Suh Chong Hyun, Jung Seung Chai, Cho Se Jin, Woo Dong-Cheol, Oh Woo Yong, Lee Jong Gu, Kim Kyung Won
Department of Radiology and Research Institute of Radiology, University of Ulsan College of Medicine, Asan Medical Center, Seoul, Republic of Korea.
Bioimaging Center, Biomedical Research Center, Asan Institute for Life Sciences, Asan Medical Center, Seoul, Republic of Korea.
Acta Radiol. 2020 Jul;61(7):964-972. doi: 10.1177/0284185119887593. Epub 2019 Nov 18.
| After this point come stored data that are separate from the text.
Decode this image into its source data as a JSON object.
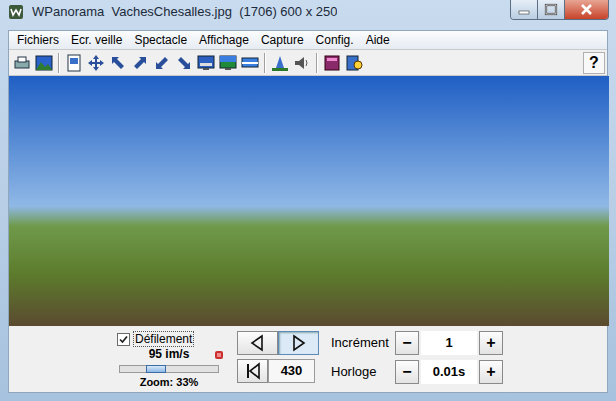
{
  "window": {
    "title": "WPanorama  VachesChesalles.jpg  (1706) 600 x 250"
  },
  "menu": [
    "Fichiers",
    "Ecr. veille",
    "Spectacle",
    "Affichage",
    "Capture",
    "Config.",
    "Aide"
  ],
  "toolbar": {
    "help": "?"
  },
  "controls": {
    "scroll": {
      "label": "Défilement",
      "checked": true
    },
    "speed": "95 im/s",
    "zoom": {
      "label": "Zoom: 33%",
      "level": 0.33
    },
    "nav": {
      "prev_selected": false,
      "next_selected": true,
      "position": "430"
    },
    "increment": {
      "label": "Incrément",
      "value": "1",
      "minus": "−",
      "plus": "+"
    },
    "clock": {
      "label": "Horloge",
      "value": "0.01s",
      "minus": "−",
      "plus": "+"
    }
  }
}
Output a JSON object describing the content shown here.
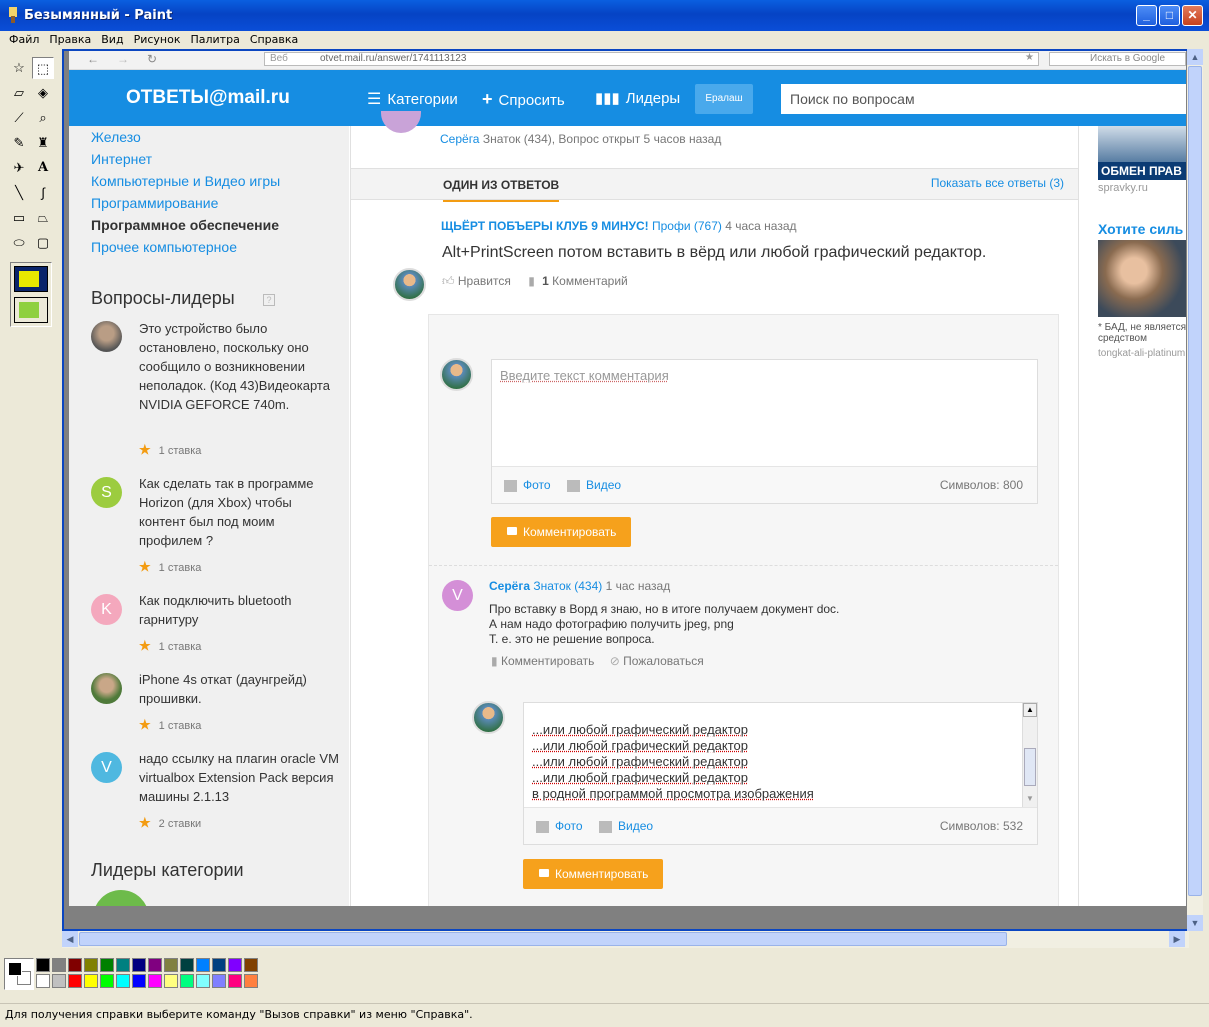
{
  "window": {
    "title": "Безымянный - Paint"
  },
  "menu": [
    "Файл",
    "Правка",
    "Вид",
    "Рисунок",
    "Палитра",
    "Справка"
  ],
  "status_text": "Для получения справки выберите команду \"Вызов справки\" из меню \"Справка\".",
  "browser": {
    "url": "otvet.mail.ru/answer/1741113123",
    "url_prefix": "Веб",
    "google_search": "Искать в Google"
  },
  "site": {
    "logo": "ОТВЕТЫ@mail.ru",
    "nav": {
      "categories": "Категории",
      "ask": "Спросить",
      "leaders": "Лидеры"
    },
    "eralash": "Ералаш",
    "search_placeholder": "Поиск по вопросам"
  },
  "sidebar": {
    "categories": [
      "Железо",
      "Интернет",
      "Компьютерные и Видео игры",
      "Программирование",
      "Программное обеспечение",
      "Прочее компьютерное"
    ],
    "leaders_title": "Вопросы-лидеры",
    "questions": [
      {
        "avatar": "",
        "text": "Это устройство было остановлено, поскольку оно сообщило о возникновении неполадок. (Код 43)Видеокарта NVIDIA GEFORCE 740m.",
        "bets": "1 ставка"
      },
      {
        "avatar": "S",
        "text": "Как сделать так в программе Horizon (для Xbox) чтобы контент был под моим профилем ?",
        "bets": "1 ставка"
      },
      {
        "avatar": "K",
        "text": "Как подключить bluetooth гарнитуру",
        "bets": "1 ставка"
      },
      {
        "avatar": "",
        "text": "iPhone 4s откат (даунгрейд) прошивки.",
        "bets": "1 ставка"
      },
      {
        "avatar": "V",
        "text": "надо ссылку на плагин oracle VM virtualbox Extension Pack версия машины 2.1.13",
        "bets": "2 ставки"
      }
    ],
    "category_leaders_title": "Лидеры категории"
  },
  "question": {
    "author": "Серёга",
    "meta": "Знаток (434), Вопрос открыт 5 часов назад"
  },
  "tabs": {
    "one_answer": "ОДИН ИЗ ОТВЕТОВ",
    "show_all": "Показать все ответы (3)"
  },
  "answer": {
    "author": "ЩЬЁРТ ПОБЪЕРЫ КЛУБ 9 МИНУС!",
    "rank": "Профи (767)",
    "time": "4 часа назад",
    "text": "Alt+PrintScreen потом вставить в вёрд или любой графический редактор.",
    "like": "Нравится",
    "comments_count": "1",
    "comments_label": "Комментарий"
  },
  "comment_form": {
    "placeholder": "Введите текст комментария",
    "photo": "Фото",
    "video": "Видео",
    "chars": "Символов: 800",
    "button": "Комментировать"
  },
  "comment": {
    "avatar": "V",
    "author": "Серёга",
    "rank": "Знаток (434)",
    "time": "1 час назад",
    "lines": [
      "Про вставку в Ворд я знаю, но в итоге получаем документ doc.",
      "А нам надо фотографию получить jpeg, png",
      "Т. е. это не решение вопроса."
    ],
    "reply": "Комментировать",
    "report": "Пожаловаться"
  },
  "reply_form": {
    "lines": [
      "...или любой графический редактор",
      "...или любой графический редактор",
      "...или любой графический редактор",
      "...или любой графический редактор",
      "в родной программой просмотра изображения"
    ],
    "photo": "Фото",
    "video": "Видео",
    "chars": "Символов: 532",
    "button": "Комментировать"
  },
  "ads": {
    "banner_text": "ОБМЕН ПРАВ",
    "source1": "spravky.ru",
    "title2": "Хотите силь",
    "note": "* БАД, не является средством",
    "source2": "tongkat-ali-platinum"
  },
  "colors": {
    "accent": "#168de2",
    "orange": "#f6a11c",
    "xp_blue": "#0a5fe0"
  }
}
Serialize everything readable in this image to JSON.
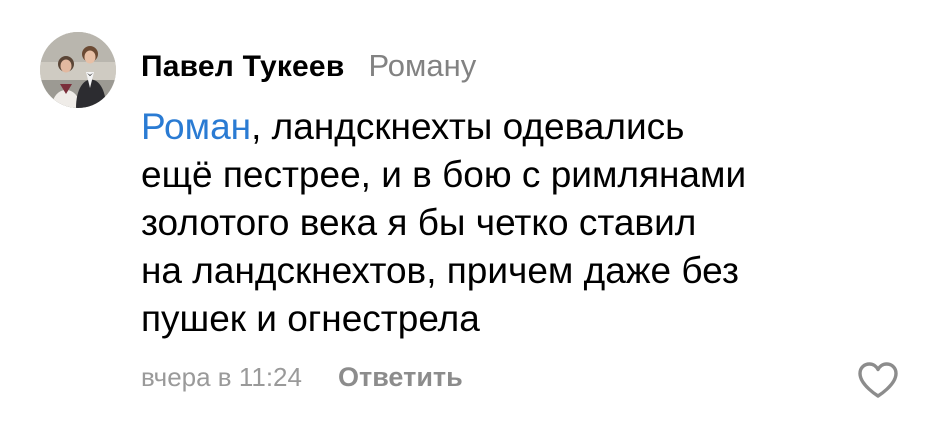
{
  "comment": {
    "author": "Павел Тукеев",
    "reply_to": "Роману",
    "mention": "Роман",
    "text_lines": [
      ", ландскнехты одевались",
      "ещё пестрее, и в бою с римлянами",
      "золотого века я бы четко ставил",
      "на ландскнехтов, причем даже без",
      "пушек и огнестрела"
    ],
    "time": "вчера в 11:24",
    "reply_label": "Ответить"
  },
  "icons": {
    "like": "heart-outline-icon",
    "avatar": "user-photo"
  },
  "colors": {
    "mention": "#2a7bd3",
    "secondary": "#828282",
    "icon": "#8c8c8c"
  }
}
Hemorrhagic transformation increases mortality and morbidity in patients with acute ischemic stroke.
The purpose of this study is to evaluate the diagnostic performance of magnetic resonance imaging (MRI) for prediction of hemorrhagic transformation in acute ischemic stroke.
A systematic literature search of MEDLINE and EMBASE was performed up to 27 July 2018, including the search terms "acute ischemic stroke," "hemorrhagic transformation," and "MRI." Studies evaluating the diagnostic performance of MRI for prediction of hemorrhagic transformation in acute ischemic stroke were included. Diagnostic meta-analysis was conducted with a bivariate random-effects model to calculate the pooled sensitivity and specificity. Subgroup analysis was performed including studies using advanced MRI techniques including perfusion-weighted imaging, diffusion-weighted imaging, and susceptibility-weighted imaging.
Nine original articles with 665 patients were included. Hemorrhagic transformation is associated with high permeability, hypoperfusion, low apparent diffusion coefficient (ADC), and FLAIR hyperintensity. The pooled sensitivity was 82% (95% confidence interval [CI] 61-93) and the pooled specificity was 79% (95% CI 71-85). The area under the hierarchical summary receiver operating characteristic curve was 0.85 (95% CI 0.82-0.88). Although study heterogeneity was present in both sensitivity (I=67.96%) and specificity (I=78.93%), a threshold effect was confirmed. Studies using advanced MRI showed sensitivity of 92% (95% CI 70-98) and specificity of 78% (95% CI 65-87) to conventional MRI.
MRI may show moderate diagnostic performance for predicting hemorrhage in acute ischemic stroke although the clinical significance of this hemorrhage is somewhat uncertain.
出血性转化会增加急性缺血性脑卒中患者的死亡率和发病率。
本研究旨在评估磁共振成像(MRI)对急性缺血性脑卒中出血性转化的预测诊断性能。
截至2018年7月27日,对MEDLINE和EMBASE进行了系统的文献检索,检索词包括“急性缺血性脑卒中”、“出血性转化”和“MRI”。纳入评估MRI对急性缺血性脑卒中出血性转化预测诊断性能的研究。采用双变量随机效应模型进行诊断性荟萃分析,以计算合并敏感性和特异性。进行亚组分析,包括使用先进MRI技术(如灌注加权成像、扩散加权成像和磁敏感加权成像)的研究。
纳入9篇原始文章,共665例患者。出血性转化与高通透性、低灌注、低表观扩散系数(ADC)和液体衰减反转恢复序列(FLAIR)高信号有关。合并敏感性为82%(95%置信区间[CI]61-93),合并特异性为79%(95%CI 71-85)。分层汇总受试者工作特征曲线下面积为0.85(95%CI 0.82-0.88)。尽管敏感性(I=67.96%)和特异性(I=78.93%)均存在研究异质性,但证实存在阈值效应。使用先进MRI的研究显示,其对传统MRI的敏感性为92%(95%CI 70-98),特异性为78%(95%CI 65-87)。
MRI对预测急性缺血性脑卒中出血可能具有中等诊断性能,尽管这种出血的临床意义尚不确定。